Good evening Ladies and Gentlemen:
Thank you, Manoj, for that great introduction! It’s the second night in a row that you have introduced me! I’m getting used to it and even starting to believe some of the kind things that you have said about me. Thank you for your firm friendship. I applaud their passion and commitment for art and cinema.
Seriously, it is my pleasure and privilege to welcome you to Norton Manor – our humble home! Debbie and I are delighted that you accepted our invitation to join us for this special event this evening.
We want to sincerely thank all of you for coming. We are pleased that you were able to take time off from the busy DC South Asian Film Festival schedule to be here.
It is the second year of our association with DC South Asian Film Festival, which, as I mentioned last night, has become a permanent feature of the DC South Asian calendar. I remember when the festival started three years ago. It was a modest beginning, at the Universities at Shady Grove.
Since its inception, however, the Festival has been able to draw great artists such as Shyam Benegal, late Farooq Sheikh, Parkash Jha, Nandita Das, and Sanjay Tripathi to name just a few. And, as you all know this year it has added to its impressive roster such as Aparna Sen, Huma Beg, and Suman Gosh.
In the four years of its existence, DC South Asian Film Festival has screened some of the finest movies to have come out of the subcontinent. It has also provided us with an opportunity to interact with directors and artists. There have been interactive sessions and workshops on various aspects of filmmaking, which helped broaden knowledge about movies – most especially about the invaluable contributions that independent films make to the betterment of society and to educate and advance social causes.
As you all know, independent films are not just about box office; they focus on stories and story-telling. They have social messages.
Being small budget films, most of the time, these movies cannot cast big stars. So, they must be particularly adept at bringing a story to life in order to bring and keep an audience in the theater.
Marketing is a big challenge for indie films as well. Television, one of the main promotional channels, has failed as a viable medium for marketing independent films. And, while the internet and social media have helped in the promotion of indie films, it is yet to be commercially viable, as internet users are inclined to expect free stuff, especially in South Asia.
Then, there is what I call the “curse of Bollywood.” Apart from yoga, India is known in the US for Bollywood. To the outside world, Bollywood films are Indian films.
They are extravagant, studio-backed and star-studded films. In order to succeed, indie films from India, in their quiet way, must overcome this stereotype and sea of noise in order to succeed.

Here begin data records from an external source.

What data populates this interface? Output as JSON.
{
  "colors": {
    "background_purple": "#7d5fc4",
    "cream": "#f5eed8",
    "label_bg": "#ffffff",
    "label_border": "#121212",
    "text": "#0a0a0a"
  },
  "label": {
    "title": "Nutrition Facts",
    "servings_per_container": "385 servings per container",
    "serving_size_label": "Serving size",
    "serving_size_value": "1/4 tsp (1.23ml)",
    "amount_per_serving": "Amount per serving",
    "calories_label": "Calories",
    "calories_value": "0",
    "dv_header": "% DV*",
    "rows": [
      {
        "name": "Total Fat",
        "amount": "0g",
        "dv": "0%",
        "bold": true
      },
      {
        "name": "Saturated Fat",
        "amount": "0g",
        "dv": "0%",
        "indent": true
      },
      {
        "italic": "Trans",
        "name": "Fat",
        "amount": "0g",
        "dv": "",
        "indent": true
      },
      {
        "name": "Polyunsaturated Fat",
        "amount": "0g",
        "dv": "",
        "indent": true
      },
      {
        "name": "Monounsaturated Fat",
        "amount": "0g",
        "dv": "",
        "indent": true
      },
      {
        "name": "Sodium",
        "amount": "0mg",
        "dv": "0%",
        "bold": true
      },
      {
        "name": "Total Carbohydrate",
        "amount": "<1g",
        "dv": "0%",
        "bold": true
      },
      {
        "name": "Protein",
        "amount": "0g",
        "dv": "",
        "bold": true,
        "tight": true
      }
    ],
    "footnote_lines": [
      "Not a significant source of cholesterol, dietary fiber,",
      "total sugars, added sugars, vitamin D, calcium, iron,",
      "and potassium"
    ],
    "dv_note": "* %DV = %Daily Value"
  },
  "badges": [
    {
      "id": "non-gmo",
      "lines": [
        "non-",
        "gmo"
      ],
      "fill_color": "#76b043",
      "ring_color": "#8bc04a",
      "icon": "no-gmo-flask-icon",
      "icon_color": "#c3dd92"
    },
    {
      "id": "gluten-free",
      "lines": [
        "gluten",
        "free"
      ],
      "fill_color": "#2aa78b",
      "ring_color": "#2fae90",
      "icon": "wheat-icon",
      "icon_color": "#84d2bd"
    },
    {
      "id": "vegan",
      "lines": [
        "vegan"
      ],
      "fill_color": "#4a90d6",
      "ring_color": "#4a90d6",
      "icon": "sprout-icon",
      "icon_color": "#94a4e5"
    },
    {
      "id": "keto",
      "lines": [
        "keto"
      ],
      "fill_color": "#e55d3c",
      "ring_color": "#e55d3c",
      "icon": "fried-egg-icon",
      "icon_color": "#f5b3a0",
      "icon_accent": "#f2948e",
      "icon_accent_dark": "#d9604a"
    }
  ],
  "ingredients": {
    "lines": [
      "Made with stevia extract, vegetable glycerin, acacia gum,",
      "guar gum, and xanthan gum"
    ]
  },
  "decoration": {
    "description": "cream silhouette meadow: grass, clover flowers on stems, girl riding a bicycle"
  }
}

This is what makes the job that Manoj and Geeta are doing with this Festival even more special. They are providing the much-needed space, as well as the opportunity for many directors and actors from the subcontinent to directly reach out to film lovers in this area. They are giving many new directors a launching pad to launch their careers.
My wife Debbie and I are thrilled to be associated with and part of their effort. That’s because we share the love of the arts with them.
Promoting art and culture is one of the missions of the Frank Islam and Debbie Driesman Foundation. Debbie is on the board of the illustrious Shakespeare Theater Company, America’s premier classic theater and the National Symphony Orchestra (NSO).
I am fortunate that President Obama has appointed me to serve as a trustee on the board of the Kennedy Center for the Performing Arts. In the past, I served on the board of Strathmore Center for the Arts.
As you know Art plays a pivotal role in connecting, inspiring, engaging, and educating communities. We are always reminded and guided by the words of President Kennedy who said: If art is to nourish the roots of our culture, society must set the artist free to follow his vision wherever it takes him. As a result, the arts and culture is a sweet spot for us. That is just one of the reasons it gives Debbie and me immense pleasure to be able to support DC South Asian Film Festival and its continuing and constant focus on independent films.
Another reason is that DC South Asian Film Festival is spawning a new generation of South Asian American independent films. In the next three days, you will see at least three films from South Asian Americans: “Partu”, a film by our own Nitin Adsul; “Miss India America” by Ravi Kapoor; and “For Here or To Go” by Rucha Humnabadkar. Based upon the quality of these productions and with the assistance of DC South Asian Film Festival. I would expect to see many more South Asian American filmmakers blossoming here in the states in the coming years.
In conclusion, let me once again salute the groundbreaking work that Geeta and Manoj are doing. But, more importantly, let me salute all of you and the great work that you are doing. Without your films there could be no DC South Asian Film Festival.
I firmly believe the best is yet to come. To steal a phrase, “we’ve only just begun.’
As I said yesterday, I am confident DC South Asian Film Festival will become an even bigger feature of the South Asian American calendar, not just in DC, but nationally. As a result, at some time in the not too distant future, I am confident that India will be known as the home for independent films and not as Bollywood.
Thanks again for joining us tonight. Enjoy the evening! Celebrate independent film. Celebrate yourselves. God bless you all.